Treats for Dogs with Bladder Stones

Bladder stones are mineral deposits that will form on the bladder and will cause abdominal pain and possibly blood in the urine. The treats for dogs with bladder stones should be different from the treats for healthy dogs, so as to prevent the formation of additional bladder stones.

Treats for Dogs with Bladder Stones

The treats for dogs with bladder stones should not contain any minerals. The bladder stones are actually minerals that were deposited in the urinary bladder due to an excess of minerals in the diet.

The type of crystals should be determined by performing a urinalysis or by analyzing the pH of the urine.

The treats that are recommended for dogs with bladder stones include treats that are low in proteins and minerals. Consequently, treats that contain lean chicken or turkey meat are acceptable. Eggs, rice, peas and pasta are also acceptable ingredients in treats. However, you must check with your vet before administering these treats. The vet will recommend certain treats, depending on the composition of the urinary bladder stones.

You may also moisten the treats, so that the dog gets more water, which helps neutralizing the pH in the urine and may facilitate the passing of the stones.

By feeding your dog only treats that don’t contain the harmful minerals, you will ensure that the stones will not grow larger. If the stones get larger, these may cause an obstruction in the urethra and may block the urine, so the dog won’t be able to eliminate it. This will cause severe abdominal pain.

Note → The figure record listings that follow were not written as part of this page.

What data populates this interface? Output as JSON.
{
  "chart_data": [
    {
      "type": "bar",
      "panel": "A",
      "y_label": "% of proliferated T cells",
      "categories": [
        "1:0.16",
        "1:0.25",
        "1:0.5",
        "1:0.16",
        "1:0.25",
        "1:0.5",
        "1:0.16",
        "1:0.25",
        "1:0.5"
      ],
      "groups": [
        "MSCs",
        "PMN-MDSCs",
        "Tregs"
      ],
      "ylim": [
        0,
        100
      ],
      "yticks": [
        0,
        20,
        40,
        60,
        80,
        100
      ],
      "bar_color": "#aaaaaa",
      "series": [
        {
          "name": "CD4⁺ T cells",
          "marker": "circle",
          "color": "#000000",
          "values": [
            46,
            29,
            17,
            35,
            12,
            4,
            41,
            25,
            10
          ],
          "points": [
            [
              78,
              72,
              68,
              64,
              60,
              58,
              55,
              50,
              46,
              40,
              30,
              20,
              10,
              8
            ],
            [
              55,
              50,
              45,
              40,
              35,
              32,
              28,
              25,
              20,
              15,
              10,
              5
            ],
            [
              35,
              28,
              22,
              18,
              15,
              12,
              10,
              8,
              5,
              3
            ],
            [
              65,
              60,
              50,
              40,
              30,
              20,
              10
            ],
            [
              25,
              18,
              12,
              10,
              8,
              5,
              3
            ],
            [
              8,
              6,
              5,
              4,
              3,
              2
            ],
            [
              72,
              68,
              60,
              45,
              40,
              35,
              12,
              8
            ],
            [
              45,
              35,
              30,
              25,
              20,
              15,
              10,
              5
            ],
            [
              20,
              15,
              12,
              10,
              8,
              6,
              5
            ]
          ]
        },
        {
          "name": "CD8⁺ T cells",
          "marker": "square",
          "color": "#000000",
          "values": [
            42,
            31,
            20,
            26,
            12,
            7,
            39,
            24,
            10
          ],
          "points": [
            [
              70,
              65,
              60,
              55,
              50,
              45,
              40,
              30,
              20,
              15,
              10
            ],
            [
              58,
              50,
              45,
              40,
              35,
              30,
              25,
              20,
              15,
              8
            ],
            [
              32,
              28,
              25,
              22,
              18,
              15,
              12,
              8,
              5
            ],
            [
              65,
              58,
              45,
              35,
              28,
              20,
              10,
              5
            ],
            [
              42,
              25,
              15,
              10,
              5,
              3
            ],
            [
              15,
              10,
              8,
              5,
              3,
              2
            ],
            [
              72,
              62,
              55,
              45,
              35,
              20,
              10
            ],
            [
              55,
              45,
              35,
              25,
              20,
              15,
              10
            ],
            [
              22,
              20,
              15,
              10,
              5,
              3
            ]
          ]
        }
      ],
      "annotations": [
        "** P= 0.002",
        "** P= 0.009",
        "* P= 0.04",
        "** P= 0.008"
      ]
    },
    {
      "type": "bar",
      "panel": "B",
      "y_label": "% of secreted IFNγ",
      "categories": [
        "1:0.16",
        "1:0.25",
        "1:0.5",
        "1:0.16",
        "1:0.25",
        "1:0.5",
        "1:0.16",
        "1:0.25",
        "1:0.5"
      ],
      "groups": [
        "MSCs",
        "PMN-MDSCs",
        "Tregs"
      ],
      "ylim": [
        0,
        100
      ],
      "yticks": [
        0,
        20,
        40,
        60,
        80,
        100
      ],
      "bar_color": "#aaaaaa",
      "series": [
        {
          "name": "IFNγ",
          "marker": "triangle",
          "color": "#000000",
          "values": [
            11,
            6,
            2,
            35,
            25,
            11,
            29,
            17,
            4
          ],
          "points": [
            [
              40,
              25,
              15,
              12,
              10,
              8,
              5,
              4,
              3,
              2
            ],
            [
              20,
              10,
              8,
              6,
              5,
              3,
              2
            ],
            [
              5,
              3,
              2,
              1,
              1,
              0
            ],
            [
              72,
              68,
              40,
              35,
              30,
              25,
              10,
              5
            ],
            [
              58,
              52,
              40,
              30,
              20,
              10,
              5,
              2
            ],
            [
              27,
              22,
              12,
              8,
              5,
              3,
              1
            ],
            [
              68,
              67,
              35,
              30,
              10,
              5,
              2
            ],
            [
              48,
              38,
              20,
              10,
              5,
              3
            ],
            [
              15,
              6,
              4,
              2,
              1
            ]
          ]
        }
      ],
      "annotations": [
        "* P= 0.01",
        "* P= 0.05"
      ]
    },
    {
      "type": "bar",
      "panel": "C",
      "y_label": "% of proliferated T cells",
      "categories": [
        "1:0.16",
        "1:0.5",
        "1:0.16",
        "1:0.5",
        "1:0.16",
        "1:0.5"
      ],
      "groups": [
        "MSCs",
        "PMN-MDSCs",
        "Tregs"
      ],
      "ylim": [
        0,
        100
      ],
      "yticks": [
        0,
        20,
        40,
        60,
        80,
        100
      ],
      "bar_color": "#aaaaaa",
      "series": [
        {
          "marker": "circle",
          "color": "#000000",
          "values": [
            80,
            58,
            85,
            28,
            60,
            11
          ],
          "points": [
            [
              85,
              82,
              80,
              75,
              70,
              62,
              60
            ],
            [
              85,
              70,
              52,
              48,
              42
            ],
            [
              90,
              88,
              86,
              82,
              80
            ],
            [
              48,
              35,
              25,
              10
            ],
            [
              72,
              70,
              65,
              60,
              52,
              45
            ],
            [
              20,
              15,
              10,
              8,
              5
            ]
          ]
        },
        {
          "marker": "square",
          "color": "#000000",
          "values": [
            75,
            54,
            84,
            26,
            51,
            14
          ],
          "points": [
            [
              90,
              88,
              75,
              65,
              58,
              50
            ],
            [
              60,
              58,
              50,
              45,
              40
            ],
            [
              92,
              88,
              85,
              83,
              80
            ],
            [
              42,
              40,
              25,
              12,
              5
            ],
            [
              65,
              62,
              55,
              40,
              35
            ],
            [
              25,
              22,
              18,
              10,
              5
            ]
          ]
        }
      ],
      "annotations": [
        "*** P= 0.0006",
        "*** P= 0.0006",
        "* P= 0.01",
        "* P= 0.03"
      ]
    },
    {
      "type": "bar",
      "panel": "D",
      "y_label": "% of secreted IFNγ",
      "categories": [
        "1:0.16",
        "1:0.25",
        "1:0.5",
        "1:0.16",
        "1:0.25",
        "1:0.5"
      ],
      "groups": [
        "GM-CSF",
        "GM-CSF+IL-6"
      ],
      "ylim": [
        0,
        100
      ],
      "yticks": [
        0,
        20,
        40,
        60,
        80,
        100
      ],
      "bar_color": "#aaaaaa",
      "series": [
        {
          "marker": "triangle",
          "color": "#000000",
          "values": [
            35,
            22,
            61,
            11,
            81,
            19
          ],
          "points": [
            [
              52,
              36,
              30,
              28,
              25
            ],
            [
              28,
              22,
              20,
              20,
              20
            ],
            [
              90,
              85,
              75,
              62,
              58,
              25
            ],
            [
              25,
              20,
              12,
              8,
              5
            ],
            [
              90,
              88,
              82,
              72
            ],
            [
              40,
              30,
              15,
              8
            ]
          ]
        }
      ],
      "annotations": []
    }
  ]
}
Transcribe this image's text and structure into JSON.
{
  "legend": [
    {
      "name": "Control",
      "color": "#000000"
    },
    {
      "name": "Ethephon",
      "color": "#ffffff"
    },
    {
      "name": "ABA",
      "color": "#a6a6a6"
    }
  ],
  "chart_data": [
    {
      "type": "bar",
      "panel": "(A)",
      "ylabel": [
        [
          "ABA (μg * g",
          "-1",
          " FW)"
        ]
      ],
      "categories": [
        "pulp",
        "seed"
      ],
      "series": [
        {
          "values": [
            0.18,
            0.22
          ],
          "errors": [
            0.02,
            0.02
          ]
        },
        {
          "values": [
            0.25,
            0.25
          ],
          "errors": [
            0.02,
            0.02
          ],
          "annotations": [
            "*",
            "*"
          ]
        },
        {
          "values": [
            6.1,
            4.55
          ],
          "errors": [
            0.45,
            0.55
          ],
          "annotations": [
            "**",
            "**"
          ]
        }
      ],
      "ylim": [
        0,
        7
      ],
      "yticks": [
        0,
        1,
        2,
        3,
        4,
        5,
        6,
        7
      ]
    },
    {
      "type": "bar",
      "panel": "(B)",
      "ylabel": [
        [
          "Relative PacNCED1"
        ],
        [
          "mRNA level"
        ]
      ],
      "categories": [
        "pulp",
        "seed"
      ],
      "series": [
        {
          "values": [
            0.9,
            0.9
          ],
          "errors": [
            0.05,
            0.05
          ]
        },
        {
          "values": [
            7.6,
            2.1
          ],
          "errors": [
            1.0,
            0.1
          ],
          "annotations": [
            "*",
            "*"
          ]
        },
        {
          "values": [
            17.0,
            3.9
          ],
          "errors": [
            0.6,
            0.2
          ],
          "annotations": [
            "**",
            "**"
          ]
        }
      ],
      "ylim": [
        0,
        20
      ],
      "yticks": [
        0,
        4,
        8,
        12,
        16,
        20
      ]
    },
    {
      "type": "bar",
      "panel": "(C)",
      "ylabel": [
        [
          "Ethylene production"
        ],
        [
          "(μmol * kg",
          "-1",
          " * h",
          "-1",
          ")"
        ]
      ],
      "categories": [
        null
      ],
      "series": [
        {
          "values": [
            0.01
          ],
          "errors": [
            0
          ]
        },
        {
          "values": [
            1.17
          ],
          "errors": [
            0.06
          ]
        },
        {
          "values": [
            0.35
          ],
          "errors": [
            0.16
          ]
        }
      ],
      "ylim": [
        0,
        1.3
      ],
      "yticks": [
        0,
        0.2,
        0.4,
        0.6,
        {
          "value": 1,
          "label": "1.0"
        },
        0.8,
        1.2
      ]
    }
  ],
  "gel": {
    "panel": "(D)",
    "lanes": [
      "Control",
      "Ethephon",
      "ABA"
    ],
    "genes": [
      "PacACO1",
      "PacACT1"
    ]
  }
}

The treats may also help to dissolve the bladder stones. In addition to these treats, the dog’s diet is essential.

Food for Dogs with Bladder Stones

The bladder stones may be of different types, depending on their chemical composition. Some stones require surgery, especially if the bladder stone is made of calcium oxalate, which cannot be dissolved. A special diet may dissolve a bladder stone that is made of struvite or uric acid, so surgery won’t be needed.

The dog’s diet must be changed and it should be low in proteins and minerals.

Table scraps shouldn’t be fed to dogs with bladder stones, especially if the bladder stones are made up of calcium oxalate.

You should increase the dog’s water intake, as the water may flush the bladder stones.

Remember that it may take weeks to months to dissolve a bladder stone, depending on the size of the stone.

If the stones are made up of calcium oxalate, the diet cannot help, so a surgery will be needed to remove these stones; however, it helps to administer your dog treats that are made for dogs with bladder stones, so that you prevent the formation of new stones. The vet will prescribe a diet that is poor in proteins and minerals. You must also know that some medications may facilitate the formation of bladder stones, so consult your vet to see if your dog needs to switch to different types of medications.